Mon stylo roula contre un coquillage, menaçant de s'engouffrer dans une cavité sombre à laquelle je ne pourrais plus l'arracher avant de s'immobiliser ; mais sans faire attention à lui, mon attention se perdit sur la toile aqueuse qui refusait toujours de se calmer. Ma cheville rougit et légèrement tordue, désormais léchée par quelques tentacules salines me rappela la présence de cette racine noueuse au bord de la falaise.

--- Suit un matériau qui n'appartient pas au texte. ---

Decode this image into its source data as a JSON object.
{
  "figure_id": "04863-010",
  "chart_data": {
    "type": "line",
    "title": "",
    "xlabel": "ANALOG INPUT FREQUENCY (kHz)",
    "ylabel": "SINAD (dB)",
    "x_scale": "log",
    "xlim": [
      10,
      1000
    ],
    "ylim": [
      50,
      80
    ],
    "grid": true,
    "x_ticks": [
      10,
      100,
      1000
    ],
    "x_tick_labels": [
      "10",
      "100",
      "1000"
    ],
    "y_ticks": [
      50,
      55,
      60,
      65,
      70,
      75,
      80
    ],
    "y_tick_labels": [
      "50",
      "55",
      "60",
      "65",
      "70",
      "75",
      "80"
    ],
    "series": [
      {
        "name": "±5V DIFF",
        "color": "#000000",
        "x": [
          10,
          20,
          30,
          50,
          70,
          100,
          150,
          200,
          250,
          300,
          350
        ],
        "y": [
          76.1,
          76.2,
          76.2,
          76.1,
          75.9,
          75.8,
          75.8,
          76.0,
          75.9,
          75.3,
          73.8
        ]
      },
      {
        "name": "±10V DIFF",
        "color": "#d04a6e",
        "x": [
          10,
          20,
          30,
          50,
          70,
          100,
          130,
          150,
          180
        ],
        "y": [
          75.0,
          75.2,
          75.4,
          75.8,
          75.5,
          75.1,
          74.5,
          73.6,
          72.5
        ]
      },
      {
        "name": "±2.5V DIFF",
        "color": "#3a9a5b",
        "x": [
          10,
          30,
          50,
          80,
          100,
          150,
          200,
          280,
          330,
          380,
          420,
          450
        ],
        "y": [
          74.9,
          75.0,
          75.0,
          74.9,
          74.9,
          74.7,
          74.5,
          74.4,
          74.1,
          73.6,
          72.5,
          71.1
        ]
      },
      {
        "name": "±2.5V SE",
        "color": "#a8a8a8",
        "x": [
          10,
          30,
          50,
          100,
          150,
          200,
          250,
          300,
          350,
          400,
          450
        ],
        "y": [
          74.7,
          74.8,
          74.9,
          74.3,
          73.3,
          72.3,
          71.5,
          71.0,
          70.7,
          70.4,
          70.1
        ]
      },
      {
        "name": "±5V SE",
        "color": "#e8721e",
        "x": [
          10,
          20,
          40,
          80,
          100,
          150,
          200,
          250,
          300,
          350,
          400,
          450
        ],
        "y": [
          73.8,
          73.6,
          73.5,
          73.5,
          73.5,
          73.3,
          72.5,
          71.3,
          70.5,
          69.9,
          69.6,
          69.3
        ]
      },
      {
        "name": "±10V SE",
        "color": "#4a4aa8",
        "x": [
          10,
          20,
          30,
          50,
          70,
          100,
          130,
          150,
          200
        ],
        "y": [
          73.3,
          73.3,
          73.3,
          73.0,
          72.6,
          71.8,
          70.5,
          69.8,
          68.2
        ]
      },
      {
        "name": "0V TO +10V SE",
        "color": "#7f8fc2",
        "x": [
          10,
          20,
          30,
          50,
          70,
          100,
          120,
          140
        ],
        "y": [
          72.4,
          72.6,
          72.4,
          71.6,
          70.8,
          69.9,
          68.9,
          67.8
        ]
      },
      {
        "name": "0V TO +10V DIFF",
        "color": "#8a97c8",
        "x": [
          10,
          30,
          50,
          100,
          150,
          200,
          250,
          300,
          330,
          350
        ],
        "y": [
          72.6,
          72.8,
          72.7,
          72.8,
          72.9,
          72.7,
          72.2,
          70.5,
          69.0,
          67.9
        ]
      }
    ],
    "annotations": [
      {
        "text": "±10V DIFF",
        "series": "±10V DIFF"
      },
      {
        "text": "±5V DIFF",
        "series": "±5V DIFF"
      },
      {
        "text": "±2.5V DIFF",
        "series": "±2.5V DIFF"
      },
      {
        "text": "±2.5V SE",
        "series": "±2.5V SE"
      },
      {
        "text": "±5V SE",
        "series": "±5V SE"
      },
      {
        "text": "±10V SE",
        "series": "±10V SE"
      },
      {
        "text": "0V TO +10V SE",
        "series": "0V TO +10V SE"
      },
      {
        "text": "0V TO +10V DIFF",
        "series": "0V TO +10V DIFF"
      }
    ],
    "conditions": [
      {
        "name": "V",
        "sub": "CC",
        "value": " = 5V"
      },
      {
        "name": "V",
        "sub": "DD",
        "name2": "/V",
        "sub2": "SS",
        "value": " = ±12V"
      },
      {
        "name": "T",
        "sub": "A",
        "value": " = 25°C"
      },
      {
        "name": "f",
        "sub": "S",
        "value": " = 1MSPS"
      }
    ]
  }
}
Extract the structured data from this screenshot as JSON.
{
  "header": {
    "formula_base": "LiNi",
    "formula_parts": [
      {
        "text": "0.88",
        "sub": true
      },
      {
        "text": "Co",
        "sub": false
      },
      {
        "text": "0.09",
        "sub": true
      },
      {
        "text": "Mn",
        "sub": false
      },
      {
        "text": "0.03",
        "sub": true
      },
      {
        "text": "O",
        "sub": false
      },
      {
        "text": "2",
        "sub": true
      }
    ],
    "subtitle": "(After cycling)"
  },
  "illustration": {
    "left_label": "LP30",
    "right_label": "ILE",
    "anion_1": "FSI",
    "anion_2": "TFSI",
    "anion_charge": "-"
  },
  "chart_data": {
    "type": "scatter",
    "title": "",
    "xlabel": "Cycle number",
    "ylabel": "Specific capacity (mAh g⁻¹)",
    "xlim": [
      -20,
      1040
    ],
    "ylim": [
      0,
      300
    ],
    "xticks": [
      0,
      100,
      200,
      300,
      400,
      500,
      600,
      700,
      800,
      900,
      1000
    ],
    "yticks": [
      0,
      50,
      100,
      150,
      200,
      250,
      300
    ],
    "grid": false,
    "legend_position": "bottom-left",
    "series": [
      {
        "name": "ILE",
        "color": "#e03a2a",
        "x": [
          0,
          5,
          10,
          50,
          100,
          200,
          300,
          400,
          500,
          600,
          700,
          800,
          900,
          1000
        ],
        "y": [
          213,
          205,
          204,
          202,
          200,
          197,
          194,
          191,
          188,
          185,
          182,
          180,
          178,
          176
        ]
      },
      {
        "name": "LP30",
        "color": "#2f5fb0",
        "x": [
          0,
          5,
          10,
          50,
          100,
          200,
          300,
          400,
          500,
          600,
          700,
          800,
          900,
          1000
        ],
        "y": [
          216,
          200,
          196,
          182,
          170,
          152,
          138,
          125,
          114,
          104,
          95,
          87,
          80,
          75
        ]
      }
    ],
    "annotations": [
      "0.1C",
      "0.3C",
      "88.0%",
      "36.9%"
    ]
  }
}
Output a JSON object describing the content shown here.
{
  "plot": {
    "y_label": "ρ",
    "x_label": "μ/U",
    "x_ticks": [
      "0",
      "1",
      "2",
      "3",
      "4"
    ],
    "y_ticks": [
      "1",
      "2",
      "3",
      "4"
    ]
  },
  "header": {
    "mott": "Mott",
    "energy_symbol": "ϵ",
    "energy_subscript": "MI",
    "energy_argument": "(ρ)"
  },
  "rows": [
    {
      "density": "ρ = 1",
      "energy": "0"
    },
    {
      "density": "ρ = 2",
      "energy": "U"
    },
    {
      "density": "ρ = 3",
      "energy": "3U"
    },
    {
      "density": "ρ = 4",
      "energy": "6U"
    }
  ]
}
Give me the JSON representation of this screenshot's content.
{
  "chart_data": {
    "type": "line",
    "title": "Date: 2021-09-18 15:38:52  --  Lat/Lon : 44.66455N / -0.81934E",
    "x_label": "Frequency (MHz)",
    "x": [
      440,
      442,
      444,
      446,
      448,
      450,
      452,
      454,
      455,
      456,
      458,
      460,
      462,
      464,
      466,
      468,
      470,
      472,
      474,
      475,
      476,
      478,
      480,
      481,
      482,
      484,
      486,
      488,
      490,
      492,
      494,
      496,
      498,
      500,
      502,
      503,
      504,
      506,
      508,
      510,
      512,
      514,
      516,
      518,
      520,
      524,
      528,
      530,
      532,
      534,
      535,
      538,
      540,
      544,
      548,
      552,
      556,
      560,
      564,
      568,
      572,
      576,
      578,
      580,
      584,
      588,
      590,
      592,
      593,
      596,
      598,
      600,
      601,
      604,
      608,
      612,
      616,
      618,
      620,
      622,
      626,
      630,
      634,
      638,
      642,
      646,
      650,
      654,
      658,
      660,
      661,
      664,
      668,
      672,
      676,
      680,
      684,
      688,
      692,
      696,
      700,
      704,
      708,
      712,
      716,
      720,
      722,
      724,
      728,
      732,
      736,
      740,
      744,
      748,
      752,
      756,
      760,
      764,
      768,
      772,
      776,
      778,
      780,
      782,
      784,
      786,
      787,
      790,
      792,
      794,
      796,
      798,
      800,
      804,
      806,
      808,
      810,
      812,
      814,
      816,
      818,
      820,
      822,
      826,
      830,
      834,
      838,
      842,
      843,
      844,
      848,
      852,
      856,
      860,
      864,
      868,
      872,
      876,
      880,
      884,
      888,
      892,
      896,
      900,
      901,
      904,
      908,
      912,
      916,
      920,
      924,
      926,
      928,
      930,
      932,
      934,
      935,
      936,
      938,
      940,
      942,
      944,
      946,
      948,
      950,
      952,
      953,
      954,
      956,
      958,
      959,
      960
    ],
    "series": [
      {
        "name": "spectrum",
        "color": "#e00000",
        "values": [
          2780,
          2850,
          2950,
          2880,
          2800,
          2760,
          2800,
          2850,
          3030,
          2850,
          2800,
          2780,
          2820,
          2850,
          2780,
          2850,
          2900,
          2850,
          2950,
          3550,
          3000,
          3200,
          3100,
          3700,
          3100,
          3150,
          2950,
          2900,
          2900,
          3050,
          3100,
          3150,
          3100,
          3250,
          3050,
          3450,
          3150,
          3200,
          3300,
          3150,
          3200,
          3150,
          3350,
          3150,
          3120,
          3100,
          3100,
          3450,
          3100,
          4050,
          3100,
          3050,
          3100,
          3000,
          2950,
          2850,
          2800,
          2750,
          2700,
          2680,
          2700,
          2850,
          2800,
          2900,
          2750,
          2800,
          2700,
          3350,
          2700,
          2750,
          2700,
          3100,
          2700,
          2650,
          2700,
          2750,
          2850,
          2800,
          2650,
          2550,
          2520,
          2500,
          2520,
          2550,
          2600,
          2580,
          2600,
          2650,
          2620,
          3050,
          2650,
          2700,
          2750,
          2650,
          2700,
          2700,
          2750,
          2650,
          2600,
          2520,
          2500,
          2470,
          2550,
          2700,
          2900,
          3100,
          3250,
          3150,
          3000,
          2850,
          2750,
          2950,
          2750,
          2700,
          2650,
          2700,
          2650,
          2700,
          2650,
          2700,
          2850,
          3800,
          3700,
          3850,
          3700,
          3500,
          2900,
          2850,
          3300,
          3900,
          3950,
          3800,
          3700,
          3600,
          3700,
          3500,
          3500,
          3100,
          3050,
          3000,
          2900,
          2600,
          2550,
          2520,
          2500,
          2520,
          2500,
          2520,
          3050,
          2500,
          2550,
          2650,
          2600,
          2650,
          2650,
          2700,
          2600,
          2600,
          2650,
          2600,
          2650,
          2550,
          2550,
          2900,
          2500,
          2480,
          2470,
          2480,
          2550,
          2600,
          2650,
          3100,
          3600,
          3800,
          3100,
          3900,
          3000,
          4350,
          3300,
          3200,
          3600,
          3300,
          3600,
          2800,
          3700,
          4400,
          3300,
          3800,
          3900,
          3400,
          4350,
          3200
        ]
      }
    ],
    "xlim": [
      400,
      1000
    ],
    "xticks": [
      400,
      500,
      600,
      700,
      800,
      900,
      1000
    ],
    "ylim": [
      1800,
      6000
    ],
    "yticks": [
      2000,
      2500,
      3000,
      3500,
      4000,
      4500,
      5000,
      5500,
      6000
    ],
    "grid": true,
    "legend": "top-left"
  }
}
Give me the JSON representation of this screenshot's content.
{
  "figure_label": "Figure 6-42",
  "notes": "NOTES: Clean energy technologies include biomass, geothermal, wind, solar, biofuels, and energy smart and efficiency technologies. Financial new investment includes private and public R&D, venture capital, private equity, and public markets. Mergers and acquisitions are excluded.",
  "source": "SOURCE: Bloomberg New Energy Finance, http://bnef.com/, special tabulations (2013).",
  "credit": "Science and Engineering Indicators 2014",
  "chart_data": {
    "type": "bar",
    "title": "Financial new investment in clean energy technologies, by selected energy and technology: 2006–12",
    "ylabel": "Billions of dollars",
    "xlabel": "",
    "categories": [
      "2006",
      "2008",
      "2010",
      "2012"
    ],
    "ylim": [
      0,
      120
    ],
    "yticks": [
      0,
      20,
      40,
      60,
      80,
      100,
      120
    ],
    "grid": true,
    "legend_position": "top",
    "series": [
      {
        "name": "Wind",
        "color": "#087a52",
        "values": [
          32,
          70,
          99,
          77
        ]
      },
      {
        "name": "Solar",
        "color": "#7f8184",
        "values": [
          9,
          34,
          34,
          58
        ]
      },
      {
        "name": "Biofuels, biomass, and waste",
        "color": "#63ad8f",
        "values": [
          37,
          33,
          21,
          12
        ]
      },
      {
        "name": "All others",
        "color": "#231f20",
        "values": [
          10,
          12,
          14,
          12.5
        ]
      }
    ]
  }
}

Cette même cachée par le brouillard qui ne disparaissait qu'à partir du retour des beaux jours, serpent sournois à l'affut de quelques proies qui serviraient à nourrir le récif.
Certains disent que l'on doit se faire un devoir d'affronter ses peurs ; pour moi il va de soi que j'étais tout simplement incapable de ramener mon corps à l'endroit de son traumatisme. J'avais manqué tellement d'années en trébuchant sur le pied de cet arbre roi qui me narguait de sa hauteur impériale. Cet amas de caillasses et de coquillages n'était à ses yeux qu'une prison sur mesure pour me retenir. Après tout, maman m'avait bien dit qu'à part dans la Bible, personne ne pouvait marcher sur l'eau. Pourtant Nahash m'avait forcé par sa perfidie à en faire l'expérience par moi-même. Expérience dont la jointure reliant mon pied à mon mollet se serait volontiers passée. De même pour mes poumons dont les torrents avaient pris possession. Et je ne parlerai pas de mon épine dorsale persécutée par les dents affamées de la falaise.

    Brouillard sur les flots, l'horizon avale goulûment les quelques rayons de l'astre solaire qui me permettaient encore quelques traits hasardeux. De là où je suis, je ne peux qu'observer le paradis feuillu dont les habitants ont jugé bon de me précipiter sur Terre. Représentant d'Adam à leurs yeux de nœuds charnus, il avait dû leur sembler justice de me punir d'une faute que l'ancêtre de ma race avait accompli. Innocemment je me surpris à me réprimander de ne pas avoir compté les jours depuis mon arrivée dans ma prison. Les feuilles de mon carnet semblaient se renouveler à l'infini, détruisant mes anciens croquis pour les remplacer par l'immaculée des nouveaux supports. Le temps semble bien long lorsqu'une activité unique s'offre à nous. Du haut de mes quelques printemps trop peu nombreux pour m'être un jour entendu qualifier « d'homme », j'observais la lumière décliner sur les divinités railleuses qui se complaisaient dans mon impuissance. La chaleur volée de mon sang figée dans mes veines que même le soleil ne semblait pouvoir réactiver avait dû trouver sa place au sein d'un de ses corps végétal qui n'auraient pas dû m'enlever loin des miens.

    Mon attention lourde de lassitude se posa sur la ligne d'eau qui m'arrivait désormais aux mollets mais dont mes nerfs désactivés n'avaient pas jugé bon de m'avertir de la présence. L'encre déposée sur mon carnet commençait à s'effacer dans le sens inverse du tracé de mes doigts, abîmant mon cycle temporel dans une énième récidive que je ne désirais pas tandis que ma peau cireuse se refusait de frissonner au contact du vent. Une fois de plus, l'aurore ne serait qu'un éternel recommencement.